Miri, even with intptrcast in any of the variants I have mentioned, is fully “pointers are just memory locations”. There is no data being kept around about how the value was computed, only the result of the computation matters. I should clarify that I do not equate “memory location” and “integer” – in Miri, for example, a “memory location” is a pair of an allocation ID and an offset. You can cast arbitrary integer literals to pointers, but they will never, ever point to valid storage – essentially, the two namespaces of abstract and integer locations are disjoint. In intptrcast, the “integer namespace” of locations is populated on-demand, equating some range of integers with some abstract memory locations. However, not all integers correspond to an abstract memory location, and there can still be abstract memory locations that do not correspond to integers.
(Well, in principle one could go full-integer-only. But that would mean there is no such thing as a private memory location, breaking local reasoning about state and many, many optimizations.)
Right, so this is what miri currently implements – address arithmetic can never, ever move you from one allocation to another. We’d have to revisit this when intptrcast is implemented.

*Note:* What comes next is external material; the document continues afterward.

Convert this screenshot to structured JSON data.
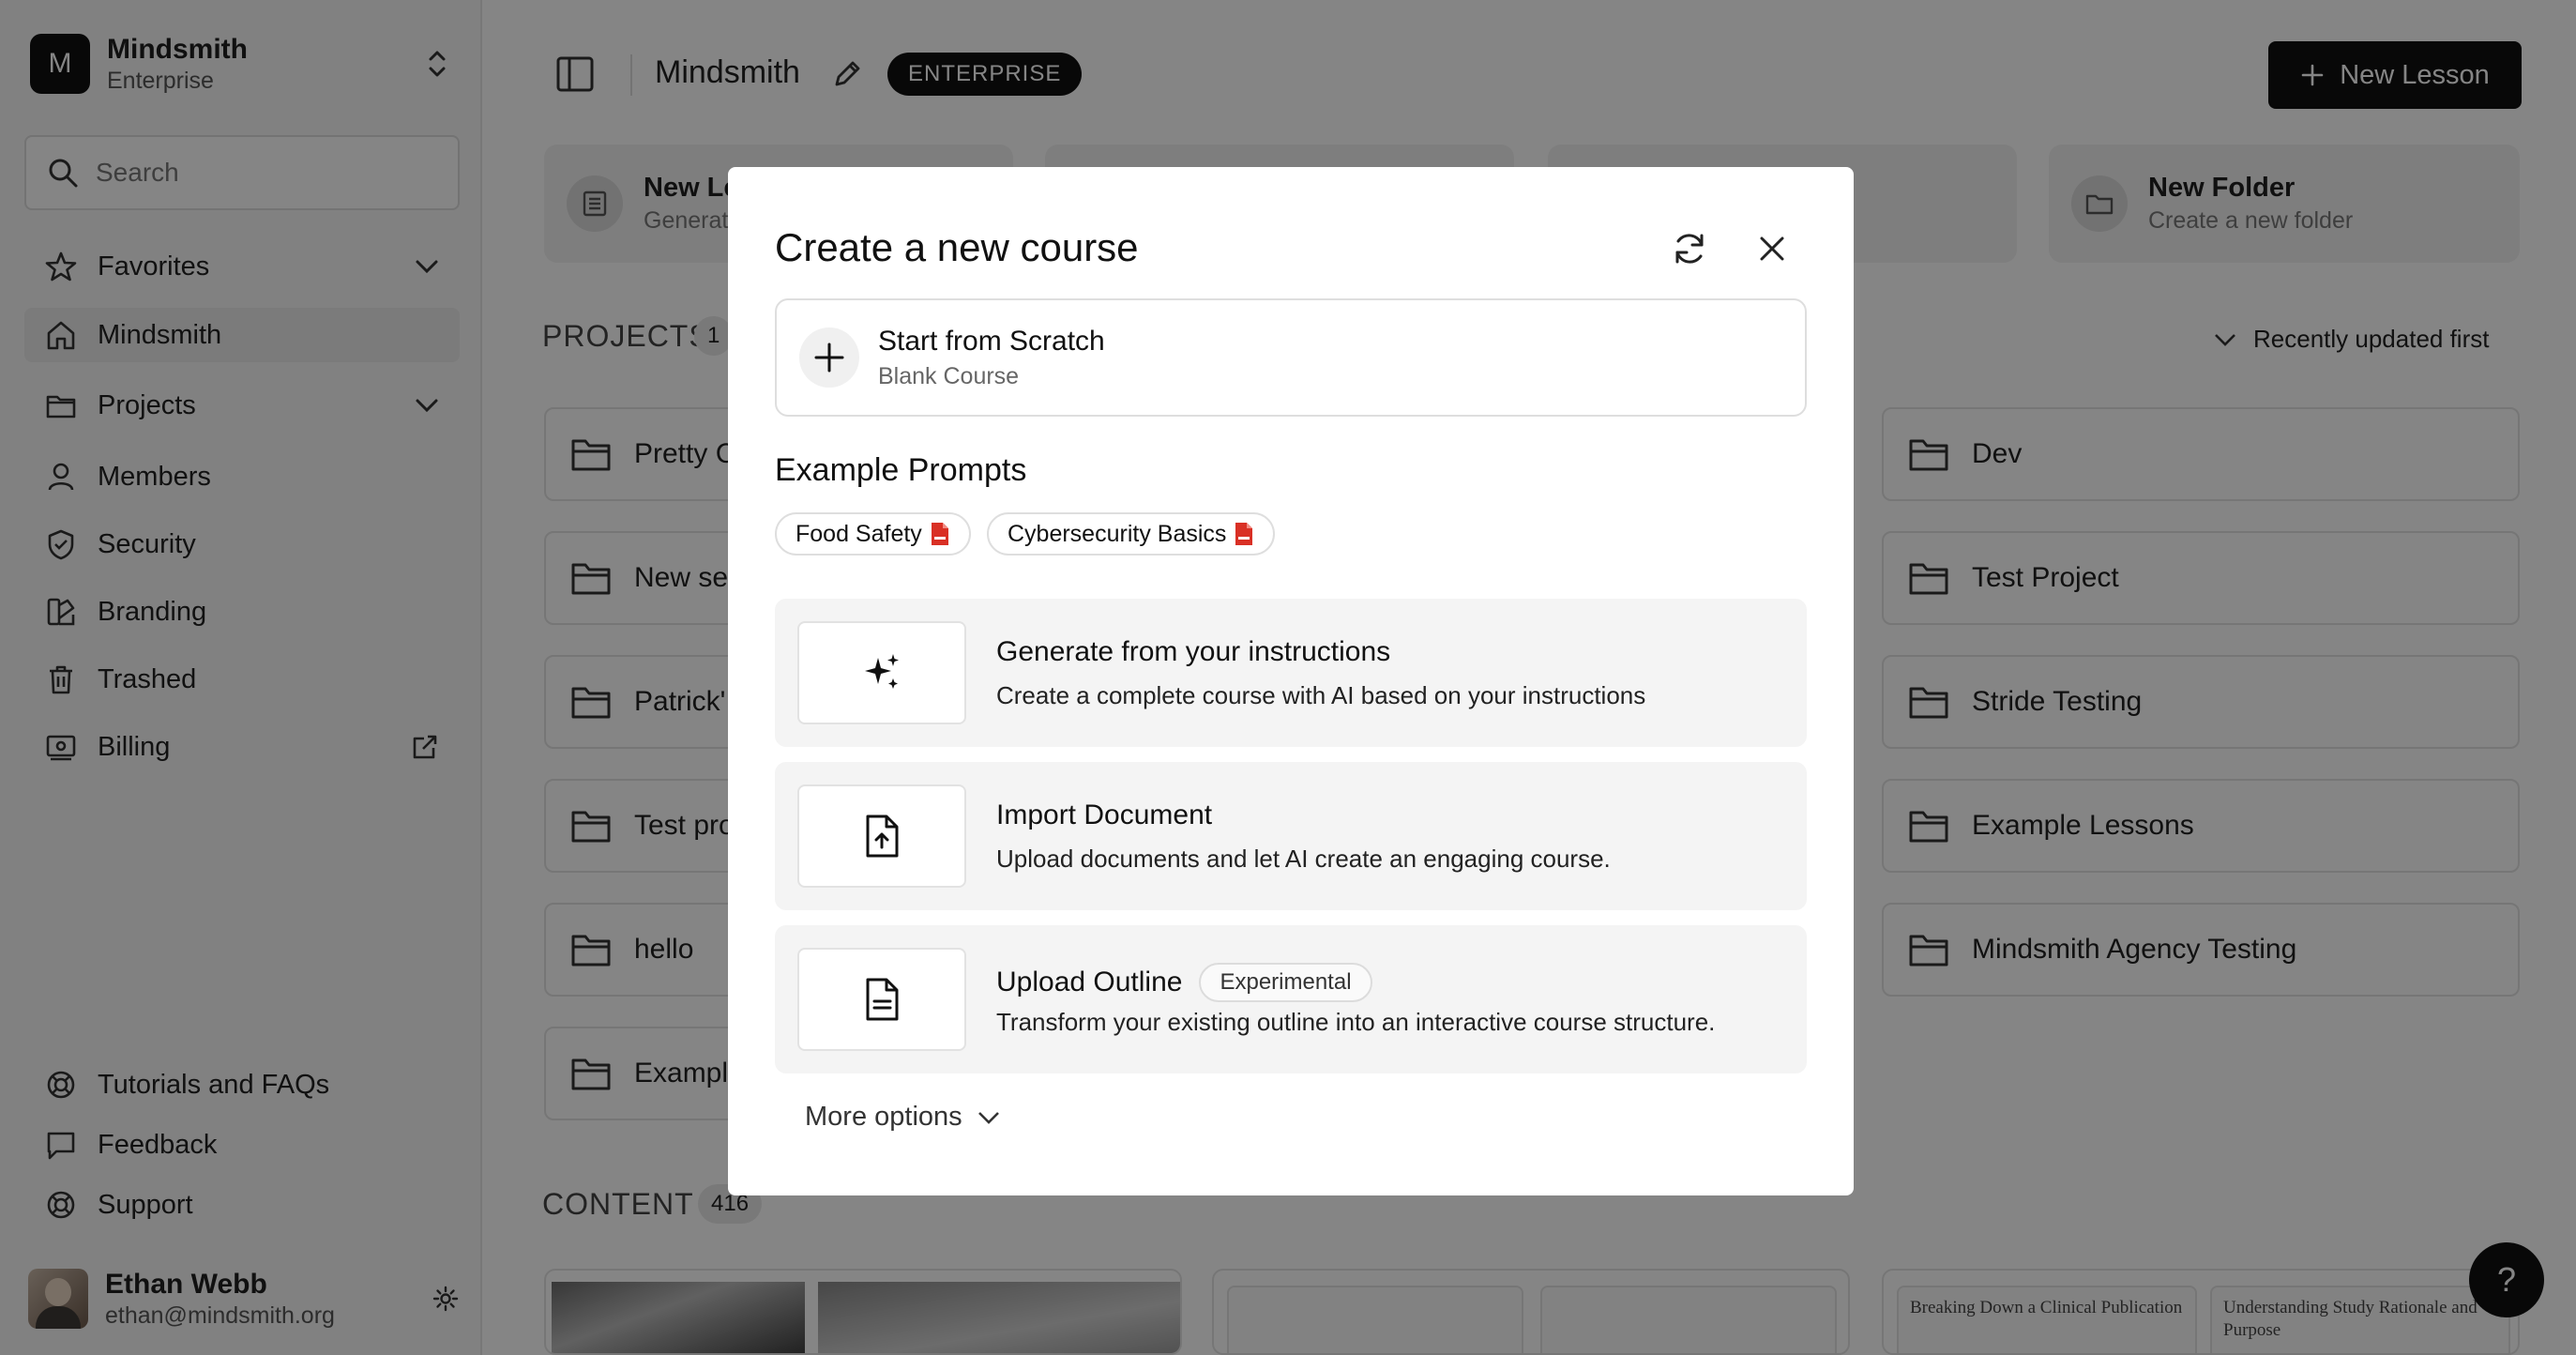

Absolutely, this is the kind of discussion I was hoping we could have, and it far exceeds all expectations
. <3
Funny enough, much of the discussion here is not even about the topic of the thread (Types as Contracts), but about lower-level issues concerning pointer representation and casts to integers. But given that I am suggesting to take a formal take on the higher levels, it seems like a prerequisite to also have a formal idea of the lower levels – we can’t build on sand, after all.
It’s certainly related. The difference is that in this example, we know how both values are computed (they are both freshly allocated), whereas in your example, there was an old value flowing in and a new fresh value. The former provides more information and thus should be easier to handle/optimize.
Now you are surprising me again.
Didn’t you write further above, in the same post, that pointer equality not being stable was “at least as surprising as a (tame) provenance model”?